Bir insan... Bir proje...

24-27 Eylül 2009’da İstanbul Expo Center’da düzenlenen “Destination Wedding & Honeymoon Turkey 2009” fuarını organize eden Sothis Fuarcılığın sahibi Lüset Kohen Fins ile samimi ve buruk bir söyleşi…

Miryam ŞULAM Ekonomi
4 Kasım 2009 Çarşamba

Ben sizi aslında yayıncılık dünyasından ve çıkardığınız dergilerden tanıyorum. Konumuza geçmeden önce bize bugüne kadar yaptığınız çalışmaları hatırlatır mısınız?

1997 yılında City Plus İstanbul’u kurduktan sonra bugüne kadar İstanbul’a gelen yabancılar için İngilizce olarak bu dergiyi yayınlamaya başladım. 2005 yılında, işimi geliştirmek ve dünyaya açılmak için NCY Food & Mood Dergisi’ni New York’ta kurup, City Plus’taki aynı çalışmayı New York’a gelen yabancılar için gerçekleştirdim.
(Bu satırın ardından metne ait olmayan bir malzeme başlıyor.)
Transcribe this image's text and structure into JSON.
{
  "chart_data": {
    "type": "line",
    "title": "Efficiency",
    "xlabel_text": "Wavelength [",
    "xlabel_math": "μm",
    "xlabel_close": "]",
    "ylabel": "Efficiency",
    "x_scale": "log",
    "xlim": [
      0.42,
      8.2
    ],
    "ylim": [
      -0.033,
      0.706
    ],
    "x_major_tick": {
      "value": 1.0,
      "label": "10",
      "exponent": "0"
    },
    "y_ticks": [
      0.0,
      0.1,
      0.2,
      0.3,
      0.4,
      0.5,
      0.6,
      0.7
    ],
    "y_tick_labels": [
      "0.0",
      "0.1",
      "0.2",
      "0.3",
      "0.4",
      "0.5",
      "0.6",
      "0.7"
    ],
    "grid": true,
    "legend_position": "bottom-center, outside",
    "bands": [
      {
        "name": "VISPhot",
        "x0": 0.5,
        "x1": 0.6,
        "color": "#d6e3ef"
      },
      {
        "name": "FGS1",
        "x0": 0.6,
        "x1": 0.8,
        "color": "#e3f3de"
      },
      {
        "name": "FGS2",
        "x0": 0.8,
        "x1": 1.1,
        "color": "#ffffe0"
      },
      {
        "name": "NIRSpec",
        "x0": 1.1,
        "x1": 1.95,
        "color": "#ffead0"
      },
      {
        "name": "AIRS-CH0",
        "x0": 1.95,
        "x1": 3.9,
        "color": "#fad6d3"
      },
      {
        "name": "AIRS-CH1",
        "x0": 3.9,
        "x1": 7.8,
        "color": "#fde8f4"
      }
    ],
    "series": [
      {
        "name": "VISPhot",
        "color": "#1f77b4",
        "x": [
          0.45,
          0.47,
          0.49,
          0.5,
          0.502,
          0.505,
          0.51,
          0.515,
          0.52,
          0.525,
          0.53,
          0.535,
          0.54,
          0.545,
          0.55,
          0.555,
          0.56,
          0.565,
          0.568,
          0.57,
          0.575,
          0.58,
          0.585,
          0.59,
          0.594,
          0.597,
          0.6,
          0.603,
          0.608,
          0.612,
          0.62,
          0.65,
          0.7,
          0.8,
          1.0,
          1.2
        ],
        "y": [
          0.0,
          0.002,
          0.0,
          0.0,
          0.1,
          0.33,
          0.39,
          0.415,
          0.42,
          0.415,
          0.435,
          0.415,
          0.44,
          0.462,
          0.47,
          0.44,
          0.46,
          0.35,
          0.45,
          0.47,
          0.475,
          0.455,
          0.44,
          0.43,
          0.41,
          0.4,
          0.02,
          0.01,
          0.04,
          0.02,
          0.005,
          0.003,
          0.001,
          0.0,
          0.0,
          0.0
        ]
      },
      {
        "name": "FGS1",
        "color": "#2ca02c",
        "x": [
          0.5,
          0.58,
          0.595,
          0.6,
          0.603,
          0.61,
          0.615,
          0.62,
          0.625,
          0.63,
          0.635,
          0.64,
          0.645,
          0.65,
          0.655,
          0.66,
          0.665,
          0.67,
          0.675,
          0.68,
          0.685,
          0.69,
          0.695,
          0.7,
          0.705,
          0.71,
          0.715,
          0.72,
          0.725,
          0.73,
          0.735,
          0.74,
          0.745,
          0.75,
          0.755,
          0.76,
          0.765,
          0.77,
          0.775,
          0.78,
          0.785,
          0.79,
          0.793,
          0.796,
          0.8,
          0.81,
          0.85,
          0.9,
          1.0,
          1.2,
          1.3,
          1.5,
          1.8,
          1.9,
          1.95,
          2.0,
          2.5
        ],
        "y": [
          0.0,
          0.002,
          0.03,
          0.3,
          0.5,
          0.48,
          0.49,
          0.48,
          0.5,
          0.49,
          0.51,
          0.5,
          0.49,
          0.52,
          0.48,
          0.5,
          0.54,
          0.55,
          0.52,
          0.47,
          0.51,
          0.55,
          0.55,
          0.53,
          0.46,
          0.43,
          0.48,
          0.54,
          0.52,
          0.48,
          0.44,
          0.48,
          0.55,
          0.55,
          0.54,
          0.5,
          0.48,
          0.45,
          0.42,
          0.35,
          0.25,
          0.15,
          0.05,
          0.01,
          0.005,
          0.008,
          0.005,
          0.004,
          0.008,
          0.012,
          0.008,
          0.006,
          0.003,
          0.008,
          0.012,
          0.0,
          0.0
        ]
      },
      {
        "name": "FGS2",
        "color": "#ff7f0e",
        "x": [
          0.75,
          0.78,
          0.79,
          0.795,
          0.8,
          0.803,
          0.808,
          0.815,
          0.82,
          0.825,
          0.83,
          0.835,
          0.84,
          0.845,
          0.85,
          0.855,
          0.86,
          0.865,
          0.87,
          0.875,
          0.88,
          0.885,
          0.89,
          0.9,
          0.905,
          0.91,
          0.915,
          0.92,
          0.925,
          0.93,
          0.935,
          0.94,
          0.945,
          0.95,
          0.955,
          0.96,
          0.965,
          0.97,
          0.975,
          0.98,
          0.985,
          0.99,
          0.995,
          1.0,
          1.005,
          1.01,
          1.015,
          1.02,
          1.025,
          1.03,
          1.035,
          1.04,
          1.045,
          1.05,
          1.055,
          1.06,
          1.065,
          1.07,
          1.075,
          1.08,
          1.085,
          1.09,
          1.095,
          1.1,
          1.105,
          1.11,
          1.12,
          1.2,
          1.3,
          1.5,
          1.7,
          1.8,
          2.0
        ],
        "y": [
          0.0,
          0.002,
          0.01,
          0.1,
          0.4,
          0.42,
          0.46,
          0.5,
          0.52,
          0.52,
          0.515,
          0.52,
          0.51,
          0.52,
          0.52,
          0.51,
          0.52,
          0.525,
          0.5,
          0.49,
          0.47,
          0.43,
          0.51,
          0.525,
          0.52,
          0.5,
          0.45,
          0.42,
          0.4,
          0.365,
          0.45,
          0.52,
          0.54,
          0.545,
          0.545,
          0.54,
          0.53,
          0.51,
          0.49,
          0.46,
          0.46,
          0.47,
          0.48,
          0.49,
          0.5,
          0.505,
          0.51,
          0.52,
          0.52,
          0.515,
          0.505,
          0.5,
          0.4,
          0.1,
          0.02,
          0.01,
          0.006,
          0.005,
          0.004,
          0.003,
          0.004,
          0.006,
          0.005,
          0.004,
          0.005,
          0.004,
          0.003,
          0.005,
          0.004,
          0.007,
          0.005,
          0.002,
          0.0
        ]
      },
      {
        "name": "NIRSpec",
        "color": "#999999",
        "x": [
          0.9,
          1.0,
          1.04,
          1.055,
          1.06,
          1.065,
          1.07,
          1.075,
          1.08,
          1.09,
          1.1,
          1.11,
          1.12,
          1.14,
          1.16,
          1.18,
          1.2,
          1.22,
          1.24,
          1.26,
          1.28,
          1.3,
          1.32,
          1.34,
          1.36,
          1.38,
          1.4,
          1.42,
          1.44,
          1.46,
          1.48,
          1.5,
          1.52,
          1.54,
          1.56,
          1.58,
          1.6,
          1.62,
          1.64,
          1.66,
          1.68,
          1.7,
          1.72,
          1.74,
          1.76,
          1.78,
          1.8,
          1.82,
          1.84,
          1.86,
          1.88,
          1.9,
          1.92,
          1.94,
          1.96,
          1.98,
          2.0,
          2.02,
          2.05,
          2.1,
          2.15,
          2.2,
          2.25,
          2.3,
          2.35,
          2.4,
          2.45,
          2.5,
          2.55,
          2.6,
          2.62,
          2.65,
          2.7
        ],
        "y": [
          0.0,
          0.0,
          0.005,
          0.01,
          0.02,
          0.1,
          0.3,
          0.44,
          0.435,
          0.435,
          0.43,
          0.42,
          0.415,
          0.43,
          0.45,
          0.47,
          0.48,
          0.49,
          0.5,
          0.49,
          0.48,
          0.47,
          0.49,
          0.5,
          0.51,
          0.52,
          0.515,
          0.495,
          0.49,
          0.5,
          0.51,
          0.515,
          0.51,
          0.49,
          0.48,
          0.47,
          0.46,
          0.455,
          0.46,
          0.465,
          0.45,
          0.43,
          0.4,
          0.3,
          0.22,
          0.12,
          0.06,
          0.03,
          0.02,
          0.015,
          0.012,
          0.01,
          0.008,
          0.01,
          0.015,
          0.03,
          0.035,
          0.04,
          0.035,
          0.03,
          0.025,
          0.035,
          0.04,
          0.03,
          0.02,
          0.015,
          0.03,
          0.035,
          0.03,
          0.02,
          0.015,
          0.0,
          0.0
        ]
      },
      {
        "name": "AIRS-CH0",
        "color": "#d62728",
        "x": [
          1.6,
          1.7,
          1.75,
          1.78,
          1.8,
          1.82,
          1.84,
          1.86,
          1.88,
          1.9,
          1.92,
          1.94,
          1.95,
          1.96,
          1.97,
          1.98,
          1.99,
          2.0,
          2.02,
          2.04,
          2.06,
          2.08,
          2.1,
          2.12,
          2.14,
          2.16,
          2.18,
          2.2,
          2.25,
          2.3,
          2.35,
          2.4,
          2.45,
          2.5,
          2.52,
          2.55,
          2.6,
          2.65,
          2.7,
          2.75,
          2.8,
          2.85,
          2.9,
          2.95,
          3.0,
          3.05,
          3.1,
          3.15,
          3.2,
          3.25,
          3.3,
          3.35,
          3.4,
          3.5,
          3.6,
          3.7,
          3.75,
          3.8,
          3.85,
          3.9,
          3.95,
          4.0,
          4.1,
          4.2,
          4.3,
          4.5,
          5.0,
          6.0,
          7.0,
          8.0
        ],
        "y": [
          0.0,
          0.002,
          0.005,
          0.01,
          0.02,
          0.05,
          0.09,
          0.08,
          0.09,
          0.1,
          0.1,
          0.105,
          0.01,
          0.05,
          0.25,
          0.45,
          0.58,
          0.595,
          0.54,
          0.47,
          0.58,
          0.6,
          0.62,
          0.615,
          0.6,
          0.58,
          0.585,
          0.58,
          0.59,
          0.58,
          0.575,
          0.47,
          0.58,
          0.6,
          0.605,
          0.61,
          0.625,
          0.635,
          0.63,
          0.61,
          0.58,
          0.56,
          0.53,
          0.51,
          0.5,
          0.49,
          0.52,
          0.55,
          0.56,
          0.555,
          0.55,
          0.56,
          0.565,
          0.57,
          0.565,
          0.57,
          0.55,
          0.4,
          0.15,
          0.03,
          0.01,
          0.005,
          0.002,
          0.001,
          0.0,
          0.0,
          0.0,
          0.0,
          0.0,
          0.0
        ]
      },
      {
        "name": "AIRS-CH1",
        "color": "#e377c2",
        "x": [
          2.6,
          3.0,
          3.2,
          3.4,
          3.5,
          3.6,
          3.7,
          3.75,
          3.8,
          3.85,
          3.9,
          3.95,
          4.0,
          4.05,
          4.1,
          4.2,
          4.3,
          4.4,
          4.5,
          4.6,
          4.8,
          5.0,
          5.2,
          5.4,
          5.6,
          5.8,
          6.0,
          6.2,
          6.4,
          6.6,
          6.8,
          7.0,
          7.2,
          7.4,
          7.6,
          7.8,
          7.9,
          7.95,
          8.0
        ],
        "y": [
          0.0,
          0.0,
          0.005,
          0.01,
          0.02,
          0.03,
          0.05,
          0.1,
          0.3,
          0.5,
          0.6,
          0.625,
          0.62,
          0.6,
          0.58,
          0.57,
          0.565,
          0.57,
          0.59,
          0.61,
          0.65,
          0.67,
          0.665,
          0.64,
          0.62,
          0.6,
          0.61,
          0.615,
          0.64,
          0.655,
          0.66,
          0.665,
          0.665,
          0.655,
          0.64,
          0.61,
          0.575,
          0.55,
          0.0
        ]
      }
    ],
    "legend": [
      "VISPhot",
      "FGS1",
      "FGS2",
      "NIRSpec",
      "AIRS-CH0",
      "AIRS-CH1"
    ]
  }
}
New York’un en iyi restoranları, şarap ve global mutfak kültürü, gece klüpleri ve renkli simalarının işlendiği bu dergi Soho House, The Gansevoort, The Mark, Bryant Park Hotel ve The Mercer gibi en popüler New York otellerinin odasında ve Barnes & Noble ile Borders gibi dev kitabevi zincirlerinde iade almaksızın satışa sunuldu. Daha sonra İstanbul ‘’Beyond your Expactations’’ Dergisi’ni yurtdışında ve özellikle Amerika, Kanada, Fransa, İngiltere ve İsrail gibi ülkelerde alım gücü yüksek kitleler tarafından İstanbul’un tanınması için yayınlamaya başladım. Bu dergiler halen Türkiye genelinde D&R ve Remzi Kitabevlerinde,  İstanbul’daki bazı iyi otellerde ve yurtdışında İstanbul’un tanıtımı için kaynak rehber olarak kullanılıyor.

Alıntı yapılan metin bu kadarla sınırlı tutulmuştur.